Drawing on two decades of ethnographic research in Sulawesi, Indonesia, Tania Murray Li offers an intimate account of the emergence of capitalist relations among indigenous highlanders who privatized their common land to plant a boom crop, cacao. Spurred by the hope of ending their poverty and isolation, some prospered, while others lost their land and struggled to sustain their families. Yet the winners and losers in this transition were not strangers-they were kin and neighbors. Li's richly peopled account takes the reader into the highlanders' world, exploring the dilemmas they faced as sharp inequalities emerged among them.

The book challenges complacent, modernization narratives promoted by development agencies that assume inefficient farmers who lose out in the shift to high-value export crops can find jobs elsewhere.
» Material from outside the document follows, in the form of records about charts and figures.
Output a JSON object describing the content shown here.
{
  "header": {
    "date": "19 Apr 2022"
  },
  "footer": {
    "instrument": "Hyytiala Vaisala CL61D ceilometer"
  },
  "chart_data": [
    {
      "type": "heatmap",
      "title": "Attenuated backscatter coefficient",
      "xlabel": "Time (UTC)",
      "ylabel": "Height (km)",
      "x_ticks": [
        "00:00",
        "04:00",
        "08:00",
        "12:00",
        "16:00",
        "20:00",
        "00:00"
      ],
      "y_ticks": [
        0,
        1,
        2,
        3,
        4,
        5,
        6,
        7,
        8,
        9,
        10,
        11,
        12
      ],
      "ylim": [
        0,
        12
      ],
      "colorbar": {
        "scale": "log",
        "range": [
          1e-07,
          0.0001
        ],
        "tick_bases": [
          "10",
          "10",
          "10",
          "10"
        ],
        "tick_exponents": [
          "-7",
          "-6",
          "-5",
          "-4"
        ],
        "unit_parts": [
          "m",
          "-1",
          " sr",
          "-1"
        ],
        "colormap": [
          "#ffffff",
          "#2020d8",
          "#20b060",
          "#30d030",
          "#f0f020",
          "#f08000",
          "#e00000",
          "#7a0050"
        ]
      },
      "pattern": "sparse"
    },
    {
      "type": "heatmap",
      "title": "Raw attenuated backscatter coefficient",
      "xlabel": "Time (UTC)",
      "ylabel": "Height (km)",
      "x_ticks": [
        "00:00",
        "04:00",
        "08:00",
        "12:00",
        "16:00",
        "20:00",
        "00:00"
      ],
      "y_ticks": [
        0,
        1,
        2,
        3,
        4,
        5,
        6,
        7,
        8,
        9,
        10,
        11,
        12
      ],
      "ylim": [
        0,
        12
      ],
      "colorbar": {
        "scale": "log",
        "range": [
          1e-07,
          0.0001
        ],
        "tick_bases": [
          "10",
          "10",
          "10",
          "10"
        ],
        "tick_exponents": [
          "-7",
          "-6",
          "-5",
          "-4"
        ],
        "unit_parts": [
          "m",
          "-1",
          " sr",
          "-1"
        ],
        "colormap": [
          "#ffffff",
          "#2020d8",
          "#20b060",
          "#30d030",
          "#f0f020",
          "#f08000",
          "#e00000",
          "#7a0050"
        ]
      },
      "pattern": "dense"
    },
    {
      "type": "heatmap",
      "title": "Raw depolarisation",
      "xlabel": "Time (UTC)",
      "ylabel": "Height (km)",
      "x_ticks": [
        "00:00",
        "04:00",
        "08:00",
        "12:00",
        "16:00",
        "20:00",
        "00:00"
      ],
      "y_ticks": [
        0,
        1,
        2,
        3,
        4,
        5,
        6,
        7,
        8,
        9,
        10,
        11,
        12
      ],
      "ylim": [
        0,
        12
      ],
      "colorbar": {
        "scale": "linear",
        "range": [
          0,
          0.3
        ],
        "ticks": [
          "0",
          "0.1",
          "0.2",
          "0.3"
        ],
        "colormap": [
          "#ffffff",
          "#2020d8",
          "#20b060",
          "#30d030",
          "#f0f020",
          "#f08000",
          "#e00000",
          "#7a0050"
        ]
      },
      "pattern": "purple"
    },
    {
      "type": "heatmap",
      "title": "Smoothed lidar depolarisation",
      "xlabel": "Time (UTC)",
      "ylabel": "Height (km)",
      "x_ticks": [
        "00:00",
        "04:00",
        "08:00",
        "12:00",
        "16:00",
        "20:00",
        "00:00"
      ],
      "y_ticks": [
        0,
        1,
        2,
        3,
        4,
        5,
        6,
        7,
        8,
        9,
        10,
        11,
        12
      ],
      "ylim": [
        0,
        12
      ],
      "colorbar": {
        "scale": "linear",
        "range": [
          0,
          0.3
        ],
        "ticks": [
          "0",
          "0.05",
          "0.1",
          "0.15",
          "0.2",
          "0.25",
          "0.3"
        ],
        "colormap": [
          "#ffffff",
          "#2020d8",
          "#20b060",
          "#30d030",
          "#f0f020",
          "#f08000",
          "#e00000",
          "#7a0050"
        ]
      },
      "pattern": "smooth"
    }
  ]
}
Decades of uneven and often jobless growth in Indonesia meant that for newly landless highlanders, land's end was a dead end. The book also has implications for social movement activists, who seldom attend to instances where enclosure is initiated by farmers rather than coerced by the state or agribusiness corporations. Li's attention to the historical, cultural, and ecological dimensions of this conjuncture demonstrates the power of the ethnographic method and its relevance to theory and practice today.

About the author

Tania Murray Li is Professor of Anthropology at the University of Toronto, where she holds the Canada Research Chair in the Political-Economy and Culture of Asia. She is the author of The Will to Improve: Governmentality, Development, and the Practice of Politics, also published by Duke University Press; coauthor of Powers of Exclusion: Land Dilemmas in Southeast Asia; and editor of Transforming the Indonesian Uplands: Marginality, Power and Production.